A Lens into Appalachia: A Conversation with Documentary Filmmakers

Save the date for the 2023 Wilma Dykeman Stokely Memorial Lecture on Tuesday, February 28, at 7 p.m. (EST), at the Bijou Theater. Join us for a conversation with director and producer Ashley York and documentary filmmaker Elaine McMillion Sheldon. Our guests will address the portrayal of Appalachian culture in film and discuss their current projects.
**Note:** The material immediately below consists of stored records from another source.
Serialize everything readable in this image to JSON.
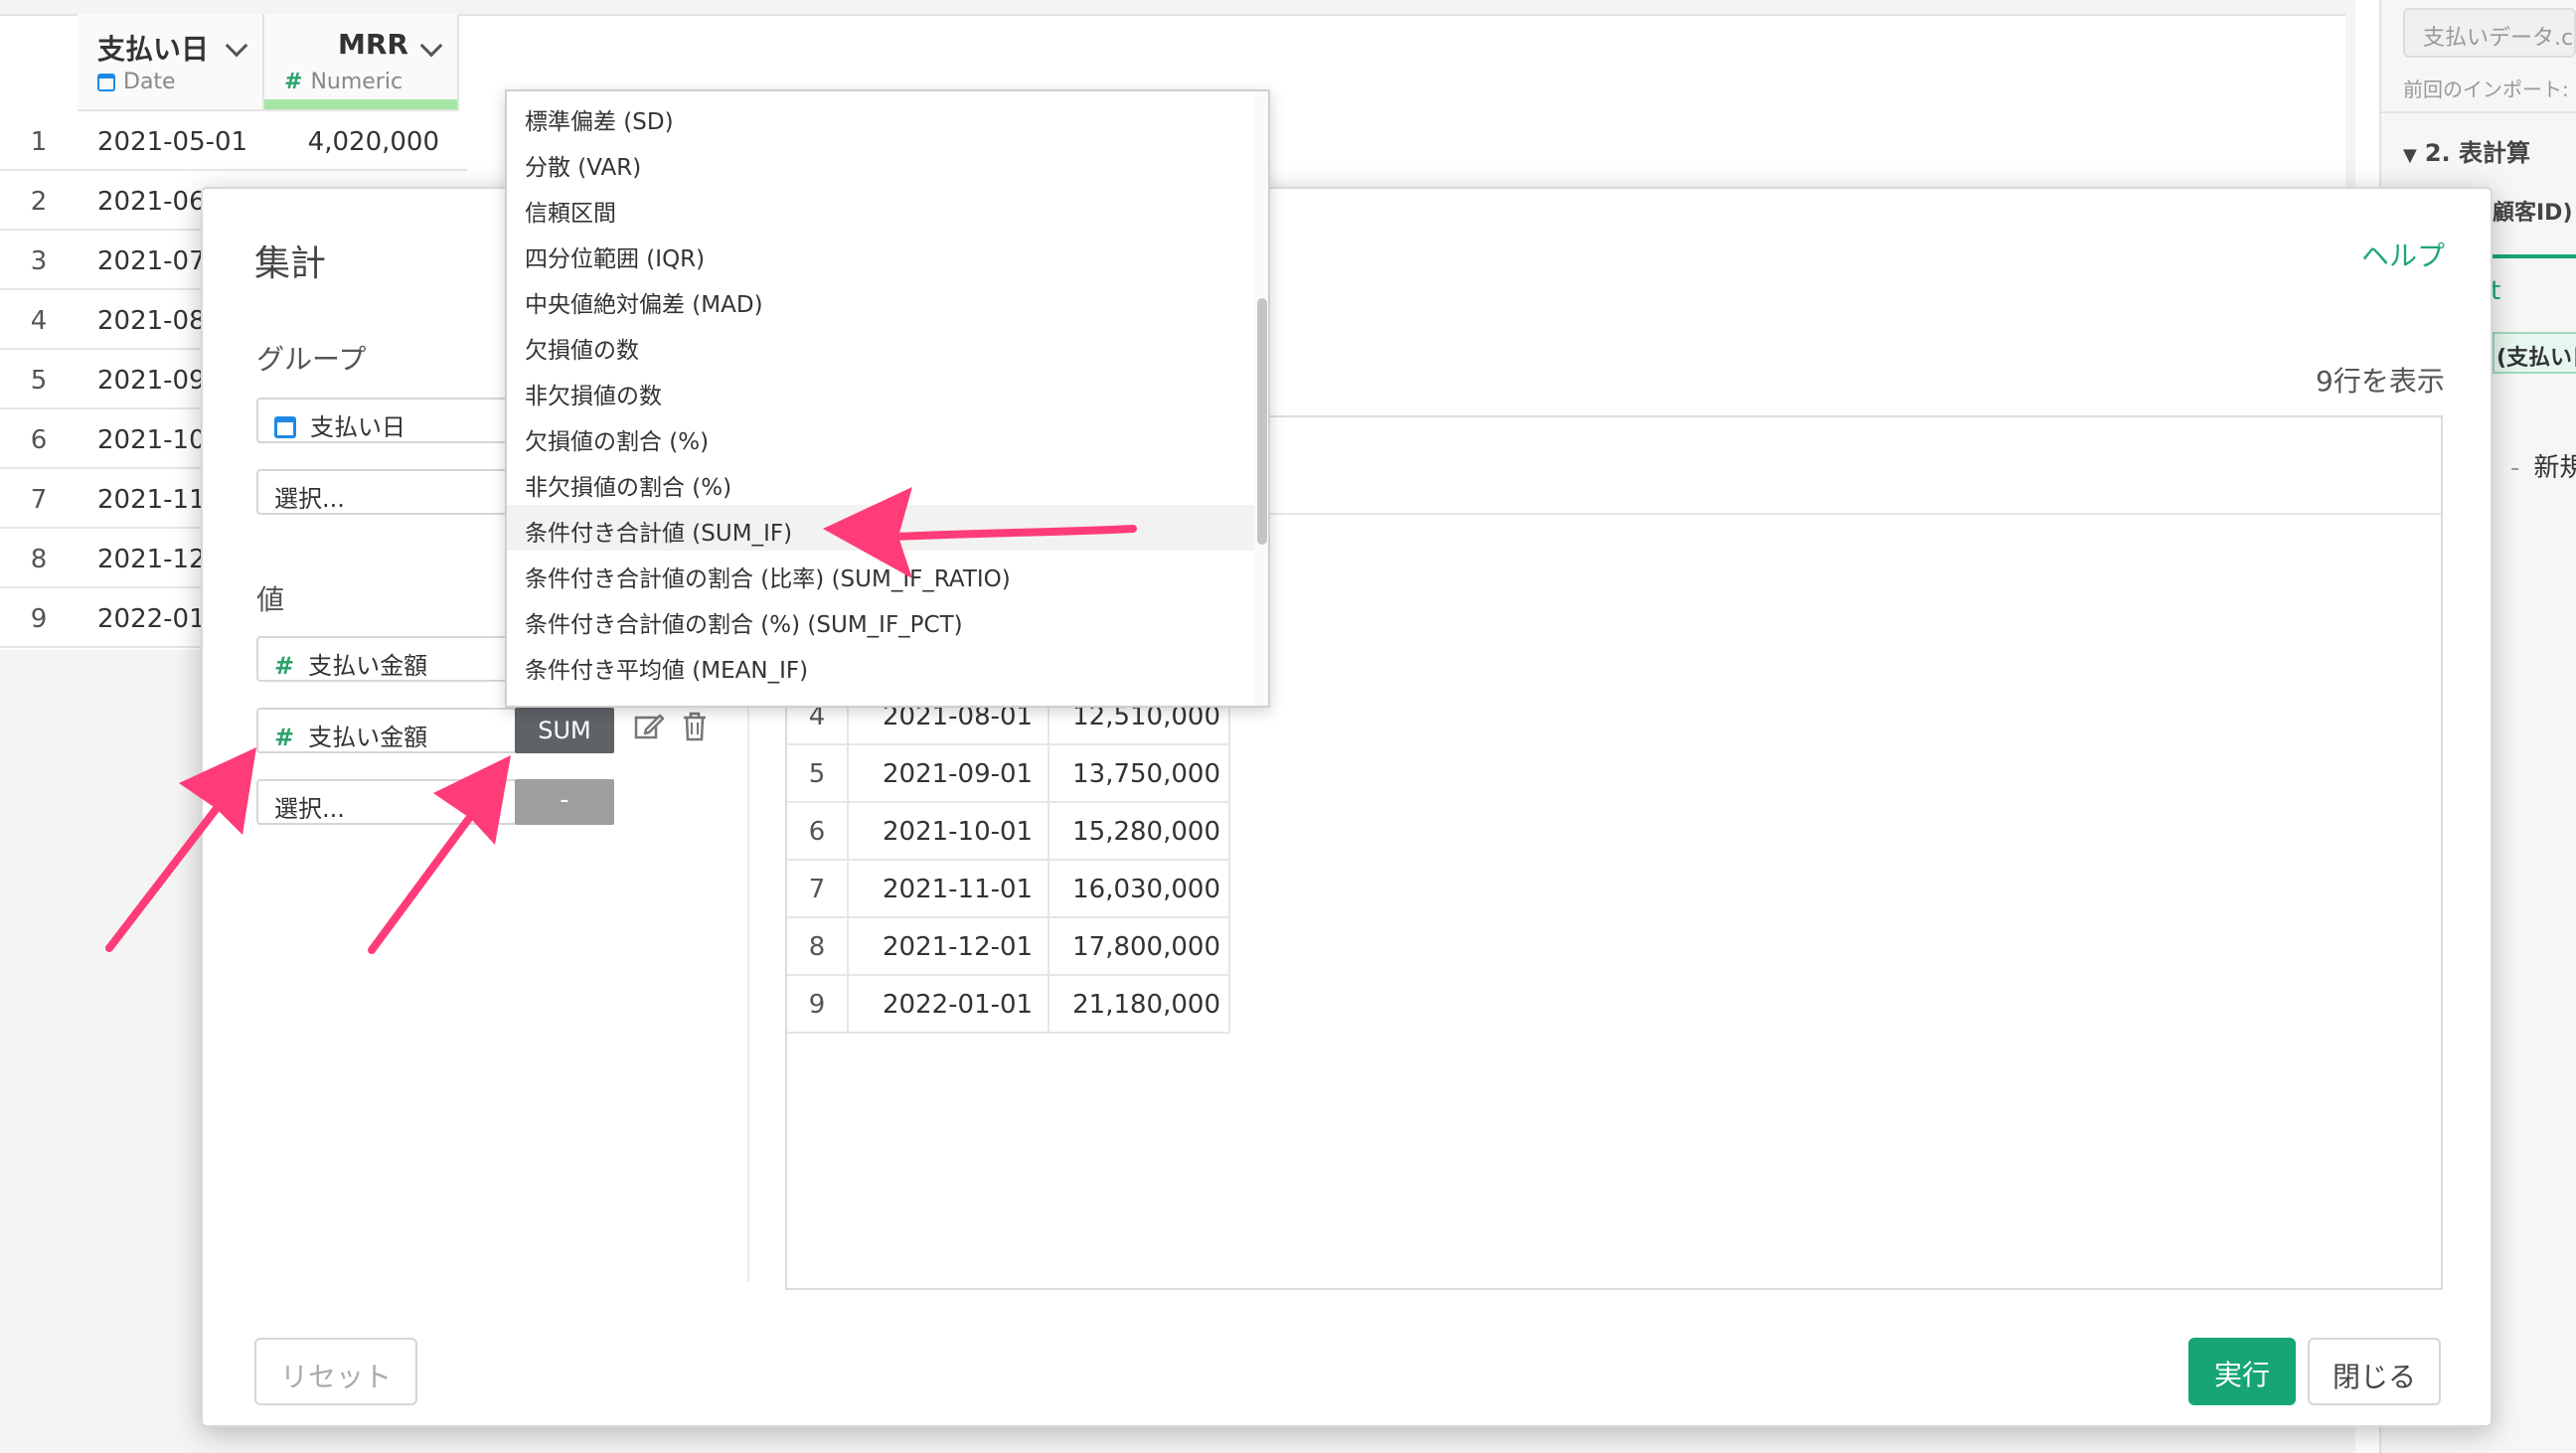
{
  "grid": {
    "columns": [
      {
        "name": "支払い日",
        "type": "Date",
        "type_icon": "calendar-icon"
      },
      {
        "name": "MRR",
        "type": "Numeric",
        "type_icon": "hash-icon"
      }
    ],
    "rows": [
      {
        "num": "1",
        "date": "2021-05-01",
        "mrr": "4,020,000"
      },
      {
        "num": "2",
        "date": "2021-06"
      },
      {
        "num": "3",
        "date": "2021-07"
      },
      {
        "num": "4",
        "date": "2021-08"
      },
      {
        "num": "5",
        "date": "2021-09"
      },
      {
        "num": "6",
        "date": "2021-10"
      },
      {
        "num": "7",
        "date": "2021-11"
      },
      {
        "num": "8",
        "date": "2021-12"
      },
      {
        "num": "9",
        "date": "2022-01"
      }
    ]
  },
  "right_panel": {
    "input_text": "支払いデータ.c",
    "previous_import": "前回のインポート:",
    "section": "2. 表計算",
    "new_label": "新規ス",
    "partial_customer_id": "顧客ID)",
    "partial_payment_date": "(支払い日",
    "partial_t": "t"
  },
  "modal": {
    "title": "集計",
    "help": "ヘルプ",
    "group_label": "グループ",
    "group_field": "支払い日",
    "select_placeholder": "選択...",
    "value_label": "値",
    "value_field_1": "支払い金額",
    "value_field_2": "支払い金額",
    "sum_button": "SUM",
    "dash_button": "-",
    "rows_count": "9行を表示",
    "reset": "リセット",
    "run": "実行",
    "close": "閉じる",
    "preview_rows": [
      {
        "num": "4",
        "date": "2021-08-01",
        "value": "12,510,000"
      },
      {
        "num": "5",
        "date": "2021-09-01",
        "value": "13,750,000"
      },
      {
        "num": "6",
        "date": "2021-10-01",
        "value": "15,280,000"
      },
      {
        "num": "7",
        "date": "2021-11-01",
        "value": "16,030,000"
      },
      {
        "num": "8",
        "date": "2021-12-01",
        "value": "17,800,000"
      },
      {
        "num": "9",
        "date": "2022-01-01",
        "value": "21,180,000"
      }
    ]
  },
  "dropdown": {
    "items": [
      "標準偏差 (SD)",
      "分散 (VAR)",
      "信頼区間",
      "四分位範囲 (IQR)",
      "中央値絶対偏差 (MAD)",
      "欠損値の数",
      "非欠損値の数",
      "欠損値の割合 (%)",
      "非欠損値の割合 (%)",
      "条件付き合計値 (SUM_IF)",
      "条件付き合計値の割合 (比率) (SUM_IF_RATIO)",
      "条件付き合計値の割合 (%) (SUM_IF_PCT)",
      "条件付き平均値 (MEAN_IF)"
    ],
    "highlighted_index": 9
  },
  "colors": {
    "accent_green": "#17a673",
    "annotation_pink": "#ff3c78",
    "date_blue": "#1e88e5",
    "numeric_green": "#2aa36a"
  }
}
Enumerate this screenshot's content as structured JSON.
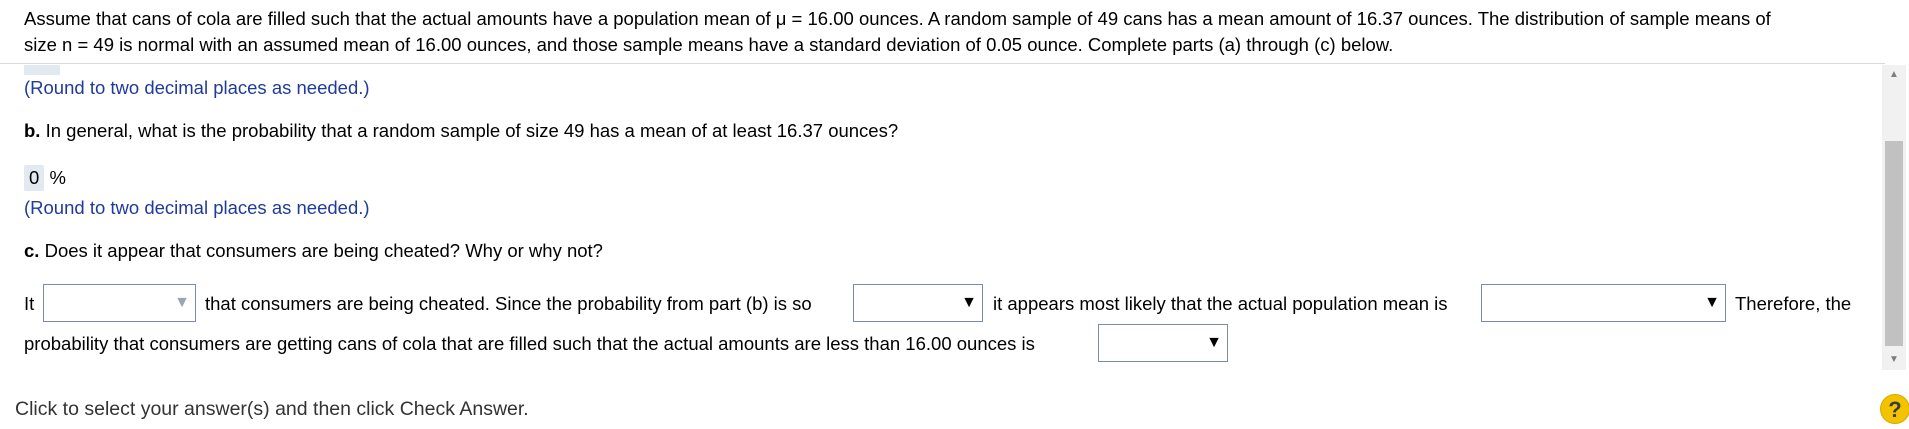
{
  "question": {
    "line1": "Assume that cans of cola are filled such that the actual amounts have a population mean of μ = 16.00 ounces. A random sample of 49 cans has a mean amount of 16.37 ounces. The distribution of sample means of",
    "line2": "size n = 49 is normal with an assumed mean of 16.00 ounces, and those sample means have a standard deviation of 0.05 ounce. Complete parts (a) through (c) below."
  },
  "part_a": {
    "round_hint": "(Round to two decimal places as needed.)"
  },
  "part_b": {
    "label": "b.",
    "question": "In general, what is the probability that a random sample of size 49 has a mean of at least 16.37 ounces?",
    "answer_value": "0",
    "answer_unit": "%",
    "round_hint": "(Round to two decimal places as needed.)"
  },
  "part_c": {
    "label": "c.",
    "question": "Does it appear that consumers are being cheated? Why or why not?",
    "text_it": "It",
    "text_cheated": "that consumers are being cheated. Since the probability from part (b) is so",
    "text_appears": "it appears most likely that the actual population mean is",
    "text_therefore": "Therefore, the",
    "text_line2": "probability that consumers are getting cans of cola that are filled such that the actual amounts are less than 16.00 ounces is",
    "dropdown_arrow": "▼"
  },
  "scrollbar": {
    "up_arrow": "▲",
    "down_arrow": "▼"
  },
  "footer": {
    "instruction": "Click to select your answer(s) and then click Check Answer."
  },
  "help": {
    "label": "?"
  },
  "colors": {
    "hint": "#1f3b9a",
    "chip": "#e3e9f1",
    "help_bg": "#f3c300"
  }
}
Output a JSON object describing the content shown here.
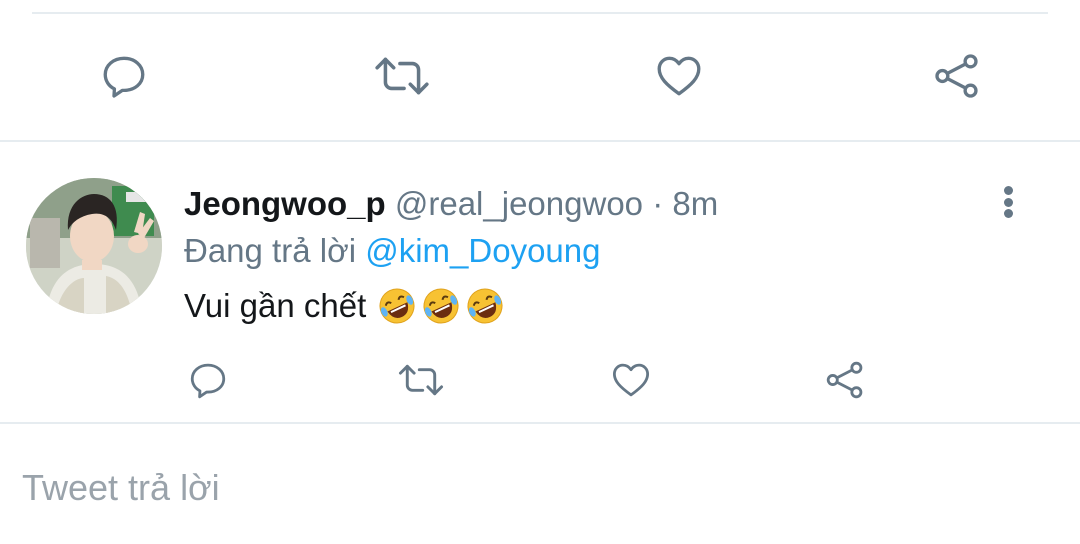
{
  "top_actions": {
    "reply_icon": "reply-icon",
    "retweet_icon": "retweet-icon",
    "like_icon": "heart-icon",
    "share_icon": "share-icon"
  },
  "tweet": {
    "display_name": "Jeongwoo_p",
    "handle": "@real_jeongwoo",
    "separator": "·",
    "time": "8m",
    "reply_prefix": "Đang trả lời",
    "reply_mention": "@kim_Doyoung",
    "text": "Vui gần chết",
    "emoji": [
      "🤣",
      "🤣",
      "🤣"
    ],
    "more_icon": "more-vertical-icon"
  },
  "reply_box": {
    "placeholder": "Tweet trả lời"
  },
  "colors": {
    "accent": "#1da1f2",
    "icon": "#657786",
    "divider": "#e6ecf0",
    "text": "#14171a",
    "placeholder": "#9aa3ab"
  }
}
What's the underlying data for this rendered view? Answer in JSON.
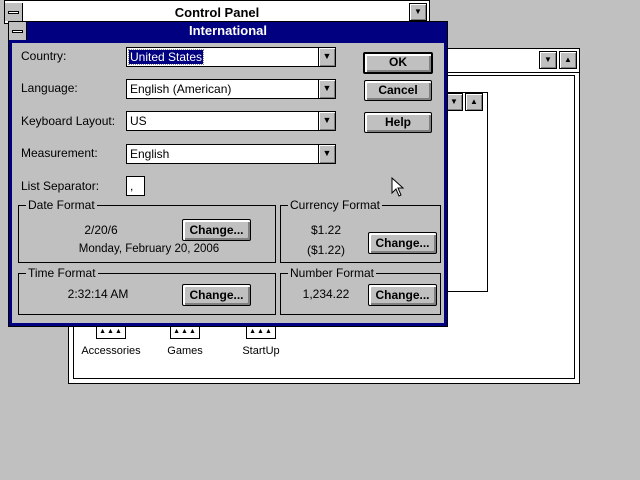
{
  "background": {
    "control_panel_title": "Control Panel",
    "program_groups": [
      {
        "label": "Accessories"
      },
      {
        "label": "Games"
      },
      {
        "label": "StartUp"
      }
    ]
  },
  "dialog": {
    "title": "International",
    "fields": {
      "country_label": "Country:",
      "country_value": "United States",
      "language_label": "Language:",
      "language_value": "English (American)",
      "keyboard_label": "Keyboard Layout:",
      "keyboard_value": "US",
      "measurement_label": "Measurement:",
      "measurement_value": "English",
      "list_separator_label": "List Separator:",
      "list_separator_value": ","
    },
    "buttons": {
      "ok": "OK",
      "cancel": "Cancel",
      "help": "Help",
      "change": "Change..."
    },
    "date_format": {
      "title": "Date Format",
      "short": "2/20/6",
      "long": "Monday, February 20, 2006"
    },
    "currency_format": {
      "title": "Currency Format",
      "positive": "$1.22",
      "negative": "($1.22)"
    },
    "time_format": {
      "title": "Time Format",
      "value": "2:32:14 AM"
    },
    "number_format": {
      "title": "Number Format",
      "value": "1,234.22"
    }
  },
  "colors": {
    "desktop": "#c0c0c0",
    "title_active": "#000080",
    "title_inactive": "#ffffff"
  }
}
The event is free and open to the public. Registration is requested, but not required, for the 2023 Wilma Dykeman Stokely Memorial Lecture.

Join us prior to the lecture to watch hillbilly. UT Libraries will screen the hillbilly film twice:
Thursday, February 23, at 5:30 p.m.
Monday, February 27, at 5:30 p.m.
John C. Hodges Library 
Lindsay Young Auditorium, 1st floor 
To attend the screening, RSVP to hodgessociety@utk.edu


Ashley York is a director and producer who is interested in documentaries, cinematic journalism, and media as a means for promoting social change and justice. She has worked on Academy Award-winning teams and as a producer on projects that have premiered at the Sundance, Berlin, and SXSW film festivals as well as on Netflix, HBO, National Geographic, Oprah Winfrey’s Network, A&E, IFC, Discovery, and the Sundance Channel.

York is the co-director of the documentary film hillbilly. Funded by the National Endowment for the Humanities and filmed in Tennessee, Georgia, Kentucky, North Carolina, Ohio, Virginia, West Virginia, and California, the film uses a combination of personal narrative, regional history, and conversations with Appalachians ranging from York’s grandmother to scholar bell hooks to challenge pervasive perceptions of Appalachia, showcasing the African-American Affrilachian Poets workshop and the Appalachian Media Institute at Appalshop, where queer young adults find community and refuge.

hillbilly introduces audiences to a nuanced, authentic Appalachia that is quite conscious of how it has been portrayed and the impacts of those portrayals. The documentary deconstructs mainstream representations while asking crucial questions: Where did the hillbilly archetype come from and why has it endured on-screen for more than a hundred years? How does it relate to the exploitation of the land and people who live there? How do Appalachian and rural people view themselves as a result of these negative portrayals, and what is the impact on the rest of America?

York was born in Kentucky and attended the University of Kentucky, where she received a bachelor’s degree in journalism. She received her Master of Fine Arts from the University of Southern California’s School of Cinematic Arts where she teaches in the Division of Media Arts + Practice.

photo: Elaine McMillion Sheldon

Elaine McMillion Sheldon is an Academy Award-nominated and Emmy and Peabody-winning documentary filmmaker. Sheldon is the director of two Netflix original documentaries, Heroin(e) and Recovery Boys, that explore America’s opioid crisis. She has been named a Creative Capital Awardee, Guggenheim Fellow, a USA Fellow by United States Artists, and one of the “25 New Faces of Independent Film” by Filmmaker magazine.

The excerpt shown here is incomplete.